SEATTLE – You could say Seattle is a city of contrasts, one where the highs continue to grow, and the depths continue to get deeper.

It was visible on Thursday, as Seattle Mayor Ed Murray signed legislation to allow a University District upzone.

The mayor and councilmembers argue it's a way to allow for more affordable housing to be built, and in certain cases, allow people to stay out of homelessness.

"Every 10 percent increase in rents contributes to the likelihood of homelessness," Rob Johnson said.
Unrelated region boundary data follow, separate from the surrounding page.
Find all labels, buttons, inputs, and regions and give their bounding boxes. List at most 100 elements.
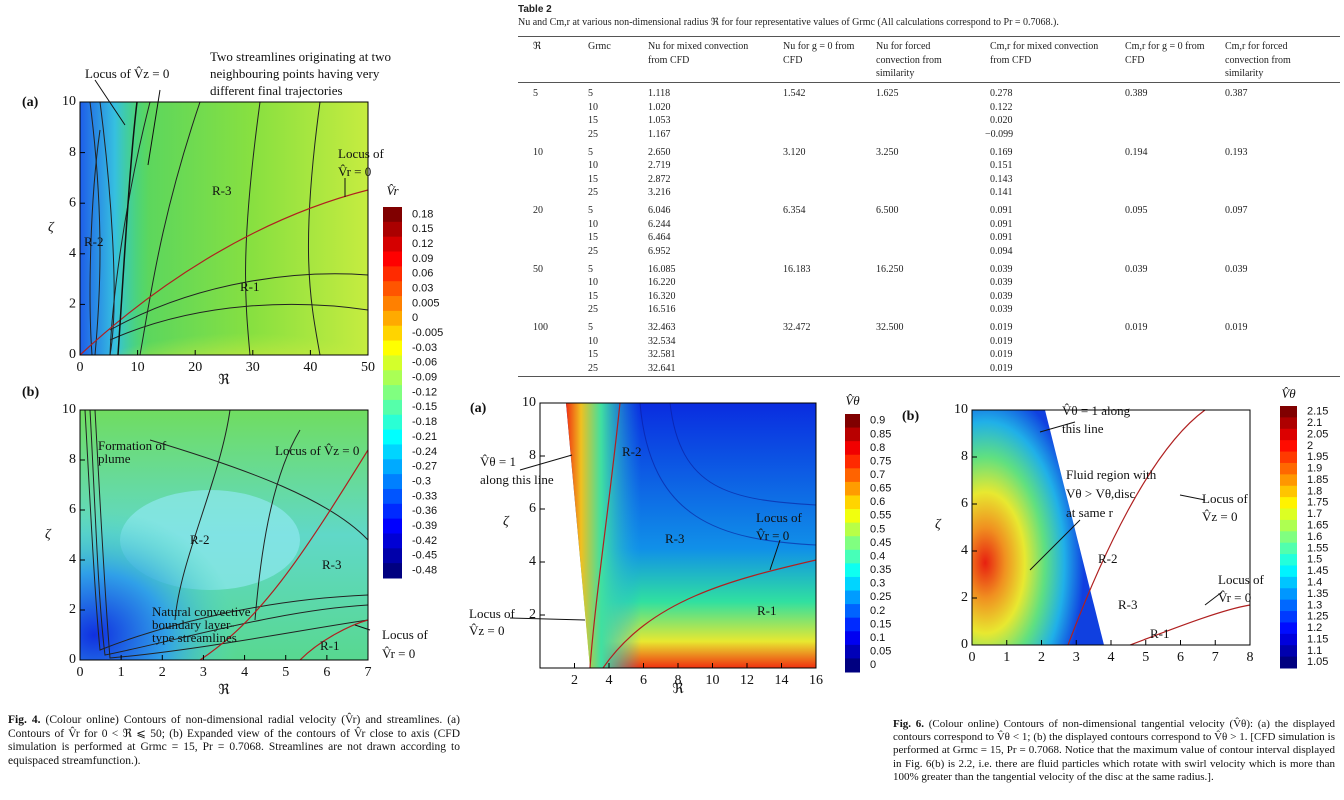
x-tick-label: 1 xyxy=(1003,650,1010,665)
table-cell: 15 xyxy=(588,349,598,360)
table-cell: 0.387 xyxy=(1225,88,1248,99)
x-tick-label: 14 xyxy=(775,673,789,688)
colorbar-label: 0.2 xyxy=(870,605,885,617)
annotation: different final trajectories xyxy=(210,83,343,98)
colorbar-label: 1.6 xyxy=(1307,531,1322,543)
colorbar-label: 1.35 xyxy=(1307,588,1328,600)
colorbar-swatch xyxy=(1280,474,1297,487)
x-tick-label: 4 xyxy=(606,673,613,688)
colorbar-label: 1.7 xyxy=(1307,508,1322,520)
table-cell: 0.193 xyxy=(1225,146,1248,158)
colorbar-label: 0.55 xyxy=(870,510,891,522)
colorbar-swatch xyxy=(383,518,402,534)
annotation: R-1 xyxy=(1150,626,1170,641)
contour-fill-4b xyxy=(80,410,368,660)
colorbar-label: 1.75 xyxy=(1307,497,1328,509)
annotation: V̂θ = 1 xyxy=(480,454,516,469)
table-cell: 0.094 xyxy=(990,245,1013,257)
colorbar-label: 1.15 xyxy=(1307,633,1328,645)
table-cell: 16.085 xyxy=(648,263,676,275)
y-tick-label: 8 xyxy=(961,449,968,464)
colorbar-swatch xyxy=(383,310,402,327)
colorbar-swatch xyxy=(1280,542,1297,555)
table-cell: −0.099 xyxy=(985,128,1014,140)
table-cell: 0.122 xyxy=(990,101,1013,113)
table-cell: 2.719 xyxy=(648,160,671,171)
colorbar-title: V̂θ xyxy=(1281,386,1296,401)
table-cell: 1.118 xyxy=(648,88,671,99)
y-tick-label: 4 xyxy=(69,246,76,261)
table-rule xyxy=(518,376,1340,377)
colorbar-label: -0.15 xyxy=(412,401,437,413)
x-tick-label: 1 xyxy=(118,665,125,680)
y-axis-label: ζ xyxy=(48,220,55,235)
table-cell: 0.389 xyxy=(1125,88,1148,99)
colorbar-label: 2.1 xyxy=(1307,417,1322,429)
table-header: ℜ xyxy=(533,41,542,52)
y-tick-label: 10 xyxy=(62,402,76,417)
colorbar-swatch xyxy=(1280,622,1297,635)
annotation: R-3 xyxy=(665,531,685,546)
colorbar-swatch xyxy=(1280,599,1297,612)
colorbar-label: 0.05 xyxy=(870,646,891,658)
annotation: R-2 xyxy=(1098,551,1118,566)
annotation: Locus of xyxy=(756,510,803,525)
x-tick-label: 2 xyxy=(1038,650,1045,665)
table-cell: 16.516 xyxy=(648,304,676,315)
table-cell: 15 xyxy=(588,232,598,243)
colorbar-label: -0.06 xyxy=(412,357,437,369)
x-tick-label: 3 xyxy=(1073,650,1080,665)
colorbar-label: 0.09 xyxy=(412,253,433,265)
table-cell: 32.463 xyxy=(648,322,676,333)
annotation: R-3 xyxy=(212,183,232,198)
colorbar-swatch xyxy=(1280,451,1297,464)
colorbar-swatch xyxy=(1280,406,1297,418)
table-cell: 0.151 xyxy=(990,160,1013,171)
table-cell: 0.091 xyxy=(990,218,1013,230)
colorbar-label: 0.65 xyxy=(870,483,891,495)
table-cell: 0.019 xyxy=(990,335,1013,347)
table-cell: 0.039 xyxy=(990,304,1013,315)
y-tick-label: 2 xyxy=(69,297,76,312)
x-tick-label: 4 xyxy=(1108,650,1115,665)
y-tick-label: 0 xyxy=(69,652,76,667)
table-cell: 0.141 xyxy=(990,187,1013,198)
axes-frame xyxy=(79,101,369,356)
annotation: Locus of xyxy=(469,606,516,621)
panel-label: (a) xyxy=(470,401,487,416)
table-cell: 16.183 xyxy=(783,263,811,275)
colorbar-swatch xyxy=(845,549,860,564)
contour-fill-6b xyxy=(972,409,1251,646)
colorbar-label: 0.1 xyxy=(870,632,885,644)
x-tick-label: 0 xyxy=(77,360,84,375)
x-axis-label: ℜ xyxy=(672,682,684,697)
table-cell: 0.020 xyxy=(990,115,1013,126)
table-cell: 10 xyxy=(588,218,598,230)
colorbar-label: 0.7 xyxy=(870,469,885,481)
x-tick-label: 7 xyxy=(1212,650,1219,665)
colorbar-swatch xyxy=(845,522,860,537)
x-tick-label: 3 xyxy=(200,665,207,680)
table-cell: 10 xyxy=(533,146,543,158)
y-tick-label: 6 xyxy=(961,496,968,511)
table-header: Nu for mixed convection from CFD xyxy=(648,41,749,66)
colorbar-swatch xyxy=(383,399,402,416)
table-cell: 1.053 xyxy=(648,115,671,126)
y-tick-label: 10 xyxy=(954,402,968,417)
colorbar-swatch xyxy=(1280,508,1297,521)
caption-text: (Colour online) Contours of non-dimensio… xyxy=(8,714,460,767)
y-tick-label: 0 xyxy=(69,347,76,362)
table-cell: 2.650 xyxy=(648,146,671,158)
table-cell: 32.581 xyxy=(648,349,676,360)
annotation: this line xyxy=(1062,421,1104,436)
colorbar-swatch xyxy=(383,533,402,549)
colorbar-swatch xyxy=(1280,531,1297,544)
table-cell: 5 xyxy=(588,205,593,216)
x-axis-label: ℜ xyxy=(218,683,230,698)
annotation: Vθ > Vθ,disc xyxy=(1066,486,1135,501)
colorbar-label: 0.45 xyxy=(870,537,891,549)
table-cell: 16.320 xyxy=(648,290,676,302)
y-tick-label: 10 xyxy=(522,395,536,410)
x-tick-label: 2 xyxy=(571,673,578,688)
But as the signing was underway, across town the city was preparing to sweep a controversial encampment. The city designated "The Field" at Royal Brougham and Airport Way a living space for people evicted from "The Jungle," under Interstate 5 last fall. But according to city officials, it has been overcome by rodents, trash, and feces. Last month, a resident was arrested and charged with rape, and child sex trafficking.
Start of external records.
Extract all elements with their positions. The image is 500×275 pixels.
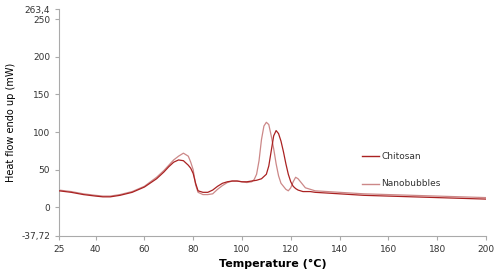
Text: Nanobubbles: Nanobubbles (382, 179, 440, 188)
Text: Chitosan: Chitosan (382, 152, 421, 161)
X-axis label: Temperature (°C): Temperature (°C) (218, 259, 326, 270)
Y-axis label: Heat flow endo up (mW): Heat flow endo up (mW) (6, 63, 16, 182)
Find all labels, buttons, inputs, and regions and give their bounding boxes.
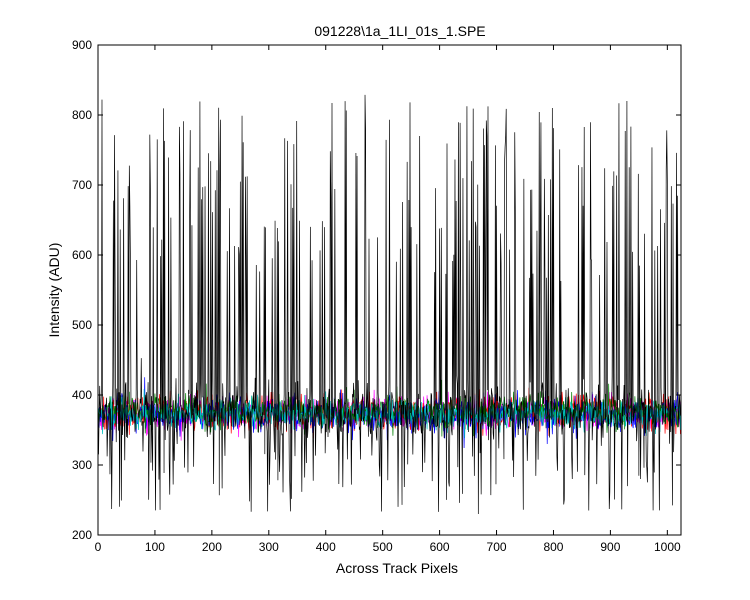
series-line-6 — [97, 94, 682, 514]
x-axis-label: Across Track Pixels — [336, 560, 458, 576]
y-tick-label: 600 — [72, 248, 92, 262]
x-tick-label: 300 — [259, 540, 279, 554]
x-tick-label: 800 — [543, 540, 563, 554]
y-tick-label: 300 — [72, 458, 92, 472]
tick-layer: 0 100 200 300 400 500 600 700 800 900 1000 200 300 40… — [72, 38, 681, 554]
x-tick-label: 200 — [202, 540, 222, 554]
series-line-5 — [97, 389, 682, 439]
y-tick-label: 400 — [72, 388, 92, 402]
x-tick-label: 700 — [487, 540, 507, 554]
x-tick-label: 1000 — [654, 540, 681, 554]
x-tick-label: 0 — [95, 540, 102, 554]
y-tick-label: 500 — [72, 318, 92, 332]
x-tick-label: 400 — [316, 540, 336, 554]
x-tick-label: 100 — [145, 540, 165, 554]
y-tick-label: 900 — [72, 38, 92, 52]
series-layer — [97, 94, 682, 514]
y-tick-label: 800 — [72, 108, 92, 122]
x-tick-label: 900 — [600, 540, 620, 554]
chart-title: 091228\1a_1LI_01s_1.SPE — [314, 23, 485, 39]
y-axis-label: Intensity (ADU) — [46, 243, 62, 338]
x-tick-label: 500 — [373, 540, 393, 554]
x-tick-label: 600 — [430, 540, 450, 554]
axes-frame — [97, 44, 682, 536]
y-tick-label: 200 — [72, 528, 92, 542]
y-tick-label: 700 — [72, 178, 92, 192]
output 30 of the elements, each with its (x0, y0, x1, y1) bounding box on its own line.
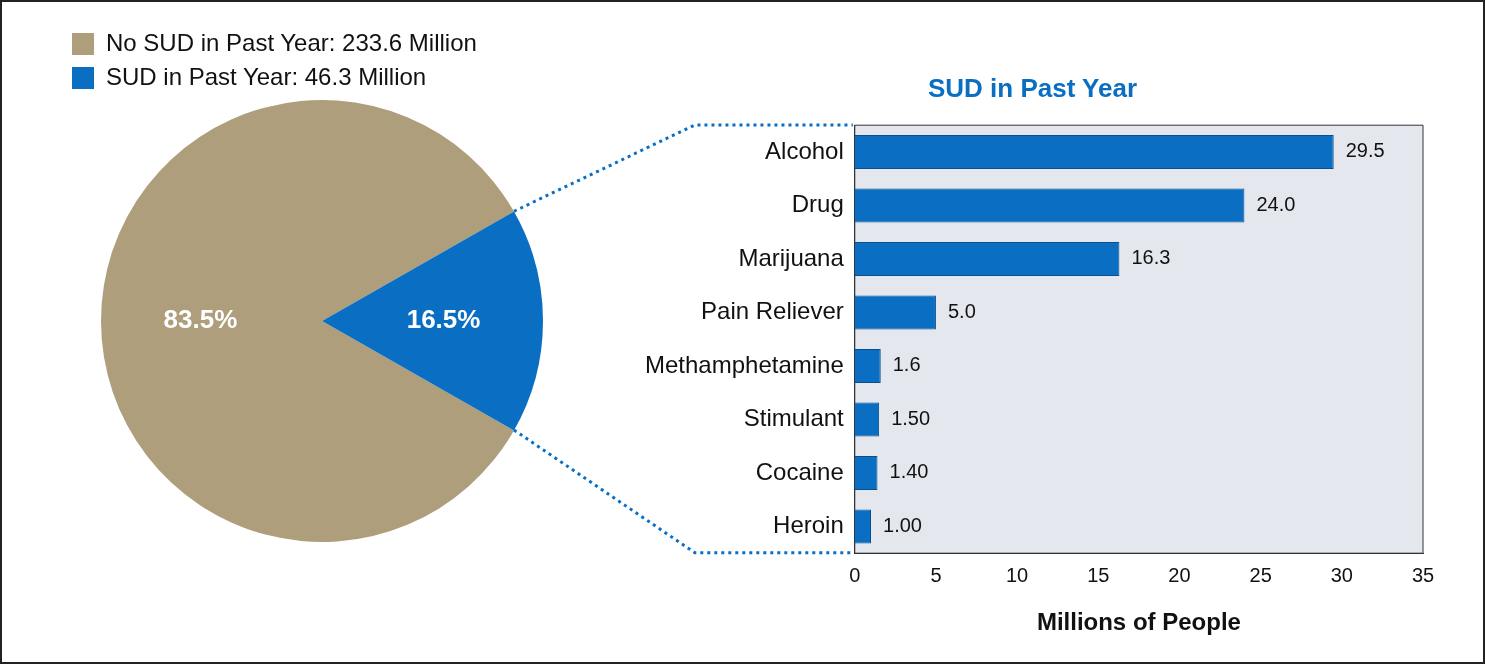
data-label: 1.40 (889, 460, 929, 483)
data-label: 1.50 (891, 406, 931, 429)
data-label: 24.0 (1256, 192, 1296, 215)
x-tick-label: 15 (1087, 563, 1110, 586)
x-tick-label: 30 (1330, 563, 1353, 586)
data-label: 5.0 (947, 299, 976, 322)
x-tick-label: 25 (1249, 563, 1272, 586)
data-label: 1.6 (892, 353, 921, 376)
chart-title: SUD in Past Year (927, 72, 1138, 103)
data-label: 1.00 (883, 513, 922, 536)
x-tick-label: 10 (1006, 563, 1029, 586)
y-tick-label: Heroin (773, 511, 844, 539)
y-tick-label: Alcohol (765, 136, 844, 164)
y-tick-label: Stimulant (743, 404, 845, 432)
legend-label: SUD in Past Year: 46.3 Million (106, 62, 427, 90)
y-tick-label: Drug (791, 190, 844, 218)
y-tick-label: Marijuana (738, 243, 845, 271)
data-label: 16.5% (406, 304, 481, 335)
x-tick-label: 0 (849, 563, 861, 586)
y-tick-label: Methamphetamine (644, 350, 844, 378)
x-axis-title: Millions of People (1036, 608, 1241, 636)
data-label: 83.5% (163, 304, 238, 335)
y-tick-label: Cocaine (755, 457, 844, 485)
y-tick-label: Pain Reliever (701, 297, 844, 325)
x-tick-label: 35 (1411, 563, 1435, 586)
data-label: 16.3 (1131, 246, 1171, 269)
legend-label: No SUD in Past Year: 233.6 Million (106, 28, 477, 56)
x-tick-label: 5 (930, 563, 942, 586)
data-label: 29.5 (1345, 139, 1385, 162)
x-tick-label: 20 (1168, 563, 1191, 586)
The city says it will be swept clean on Tuesday, March 7 at 9 a.m. There will be no replacement location.

That's drawn a mix of reviews from those who have aided and are trying to help people out of homelessness.

"We are offering each of them shelter,” Jeff Lilley of Union Gospel Mission said. “And meeting with them individually (as much as they are willing) to offer additional services ranging from legal services, health and dental, addiction recovery services, as well as connecting them with housing providers and case managers."
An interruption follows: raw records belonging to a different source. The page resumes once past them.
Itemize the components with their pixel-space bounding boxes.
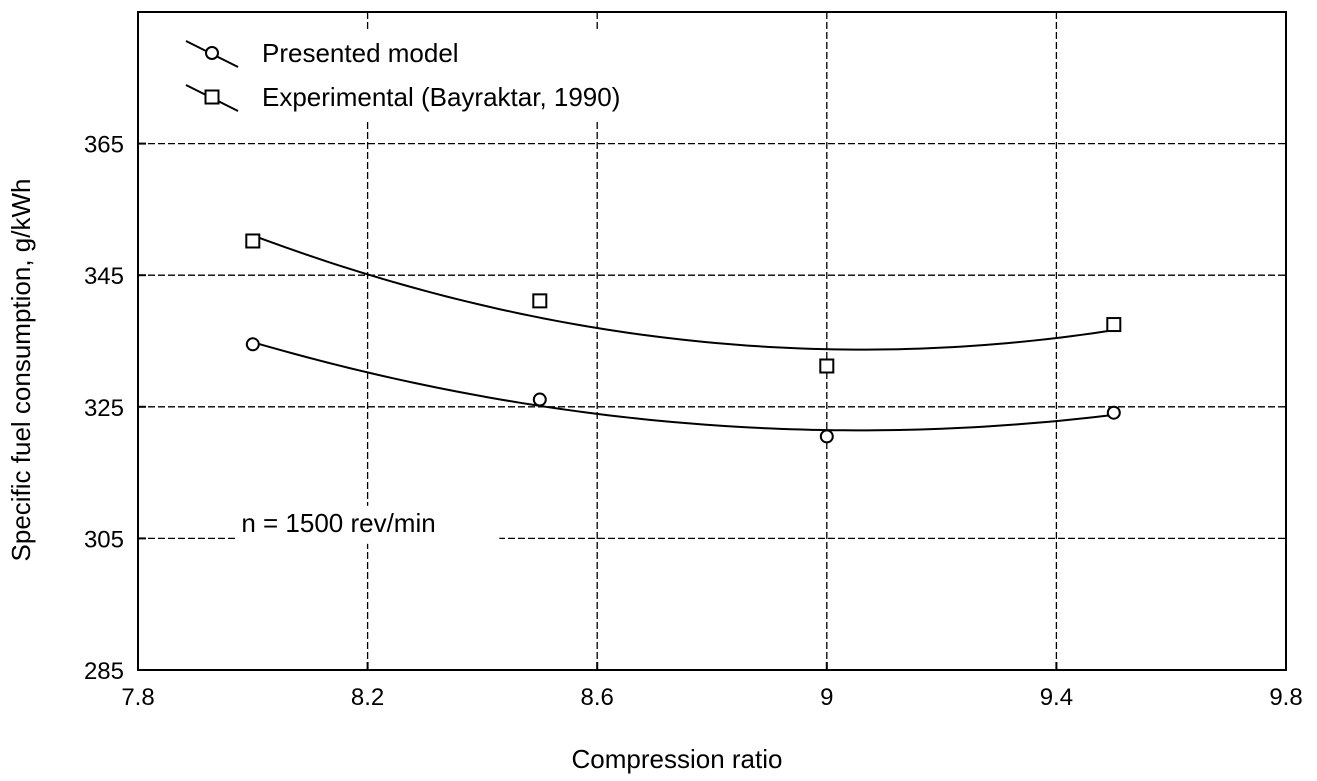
x-axis-title: Compression ratio [572,744,783,774]
data-point-experimental [1106,317,1122,333]
data-points [245,233,1122,444]
y-tick-label: 305 [84,526,124,553]
legend-background [178,30,718,122]
y-tick-label: 325 [84,395,124,422]
legend-label: Presented model [262,38,459,68]
data-point-model [1106,405,1121,420]
y-tick-label: 365 [84,132,124,159]
annotation-background [237,505,500,544]
y-tick-label: 285 [84,658,124,685]
x-tick-label: 9.4 [1040,684,1073,711]
y-axis-title: Specific fuel consumption, g/kWh [6,179,36,562]
annotation-text: n = 1500 rev/min [241,508,435,538]
data-point-experimental [819,358,835,374]
legend-label: Experimental (Bayraktar, 1990) [262,82,620,112]
x-tick-label: 7.8 [121,684,154,711]
fit-curve-experimental [252,234,1114,351]
y-tick-label: 345 [84,263,124,290]
plot-frame [137,11,1287,671]
annotations: n = 1500 rev/min [237,505,500,544]
grid [138,12,1286,670]
fit-curves [252,234,1114,432]
fit-curve-model [252,341,1114,432]
x-axis-ticks: 7.8 8.2 8.6 9 9.4 9.8 [121,662,1303,711]
y-axis-ticks: 285 305 325 345 365 [84,132,146,685]
data-point-model [819,429,834,444]
legend: Presented model Experimental (Bayraktar, … [178,30,718,122]
x-tick-label: 9 [820,684,833,711]
data-point-experimental [245,233,261,249]
data-point-model [532,392,547,407]
legend-marker-circle [205,46,219,60]
data-point-model [245,337,260,352]
x-tick-label: 8.6 [581,684,614,711]
x-tick-label: 9.8 [1269,684,1302,711]
legend-marker-square [204,89,220,105]
x-tick-label: 8.2 [351,684,384,711]
data-point-experimental [532,293,548,309]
But other advocates say the city has failed in this particular case.

"We think that the city is doing a poor job of assisting the people who are currently living in this space,” wrote Alison Eisinger, director of the Seattle/King County Coalition on Homelessness. “And that the city itself created a difficult situation, directed people to set up temporary living arrangements there, failed to support or protect the people or manage the site well, and are now requiring people to move without sufficient alternatives or a good plan. It is very troubling indeed.”

Johnson, appearing at the upzone bill signing, said it's an argument for creating more homes for the homeless.

"To get people housed is a priority of mine. We've gotta get people inside, and I hear that from constituents all across the political spectrum," he said, adding, "We need to ramp up the locations quickly."